Information from individual colleges about the salaries of new and retained faculty will also be compiled for the first time — a process that will likely take place annually, she said.
In the future, Carney said, the process may be extended to examine the salaries of faculty of color.
Karen Hanson, senior vice president for academic affairs and provost, formed a four-member steering committee at the end of spring semester to address the gender disparity. During the summer, the group examined existing policies and sought input from other University members.
Recommendations from the report — which was sparked by a 2010 study sponsored by the office of the senior vice president and provost and the Office of Human Resources — were used alongside a proposal from the University’s Women’s Faculty Cabinet, which pushed for the 2010 study.
“After we had laid out ‘Here’s what we’d like to see happen,’ we needed to turn it over to the people who would be running it,” said Erin Kelly, associate professor of sociology and former chair of the Women’s Faculty Cabinet.
The committee — which includes Hanson, Carney, Vice President for Human Resources Kathryn Brown and Kris Lockhart, associate vice president for equity and diversity — presented a draft proposal to the deans of the Twin Cities campus at a closed Sept. 10 meeting.
Options going forward
There are a number of different ways for universities to respond to the pay gap issue, Kelly said.
Some give a blanket salary increase to all female faculty members, while others look at how salaries are determined at the departmental level.
Individual merit is a major factor in deciding faculty members’ salaries but is determined differently in each department, Carney said.
Some departments have points systems, she said, while in others, the department head determines merit using a specific set of criteria.
The Women’s Faculty Cabinet proposed a salary review process more similar to the University’s faculty hiring process, Kelly said.
Departmental reviews would involve an outside faculty member from the same college or school, and the process would also be checked at the college level.
But because of the differences between departments and colleges, Carney said, the review process will likely need to work differently.

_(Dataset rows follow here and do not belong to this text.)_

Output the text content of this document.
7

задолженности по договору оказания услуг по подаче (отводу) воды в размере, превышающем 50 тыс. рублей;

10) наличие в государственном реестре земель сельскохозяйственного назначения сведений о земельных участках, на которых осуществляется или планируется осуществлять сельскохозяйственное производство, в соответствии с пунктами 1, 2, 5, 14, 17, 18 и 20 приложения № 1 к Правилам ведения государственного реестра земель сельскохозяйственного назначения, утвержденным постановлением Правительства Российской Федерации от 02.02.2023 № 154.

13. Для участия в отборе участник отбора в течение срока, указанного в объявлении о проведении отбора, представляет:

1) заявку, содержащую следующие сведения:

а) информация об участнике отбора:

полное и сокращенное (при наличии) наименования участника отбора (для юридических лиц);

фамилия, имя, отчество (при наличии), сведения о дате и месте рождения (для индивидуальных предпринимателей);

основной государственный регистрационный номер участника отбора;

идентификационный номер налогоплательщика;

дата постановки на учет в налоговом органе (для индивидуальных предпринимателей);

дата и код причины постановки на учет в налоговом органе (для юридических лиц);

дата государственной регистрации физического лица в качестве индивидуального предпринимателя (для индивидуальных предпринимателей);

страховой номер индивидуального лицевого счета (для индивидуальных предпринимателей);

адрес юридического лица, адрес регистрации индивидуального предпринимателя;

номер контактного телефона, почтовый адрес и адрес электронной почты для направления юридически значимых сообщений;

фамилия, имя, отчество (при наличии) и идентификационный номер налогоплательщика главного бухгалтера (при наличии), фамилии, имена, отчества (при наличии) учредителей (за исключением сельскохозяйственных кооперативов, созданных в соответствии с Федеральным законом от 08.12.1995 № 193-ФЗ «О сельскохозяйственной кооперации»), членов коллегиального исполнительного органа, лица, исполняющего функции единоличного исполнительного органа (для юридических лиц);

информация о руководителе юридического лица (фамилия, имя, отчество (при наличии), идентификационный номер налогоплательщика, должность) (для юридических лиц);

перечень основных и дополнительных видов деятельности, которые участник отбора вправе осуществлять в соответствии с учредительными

“When you have colleges that do things so differently, you want to find out, ‘What should we ask everybody to do, and how do we do things respecting the culture of the individual college?’” She said.
A widespread issue
Many universities conduct pay gap review processes on a regular basis.
Review cycles are different at each institution. Some wait up to five years between reviews, while others — like the University of California-Irvine — repeat the process annually.
The first preliminary study was conducted there in 1991-92. The salaries of white male faculty serve as a baseline.
In recent years, the salaries of women faculty have dropped substantially at Irvine. In 2011, the salaries of women faculty fell to nearly $6,000 below those of their white male counterparts.
But even in cases when a salary disparity isn’t apparent, female faculty may still feel they are at a disadvantage.
An April 2012 study on women faculty in science, technology, engineering and mathematics at Ohio State University examined both resource distribution and job satisfaction.
While the study didn’t find a significant disparity in the compensation of women in STEM fields, it did find that they were more likely to “feel excluded from power networks, to have fewer opportunities to engage in interdisciplinary research and to feel under-appreciated by their peers.”
Because of this, women were far more likely to want to leave the university.
Next steps
The University of Minnesota’s review process, Carney said, will address the existing issue while also taking preventative measures.
“What we hope, of course, is if we make the right corrections in hiring and retentions and processes in each college, that ultimately there won’t need to be adjustments,” she said.
The committee will first focus on full professors when the 2012 data is released, Carney said, because the 2010 study showed that group had the largest pay gap of all faculty members.
The committee plans to have the new salary data by at least Jan. 1, but Carney said she expects it to look much like the 2007 data.
“I think it would be surprising if the outcome were wildly different,” she said.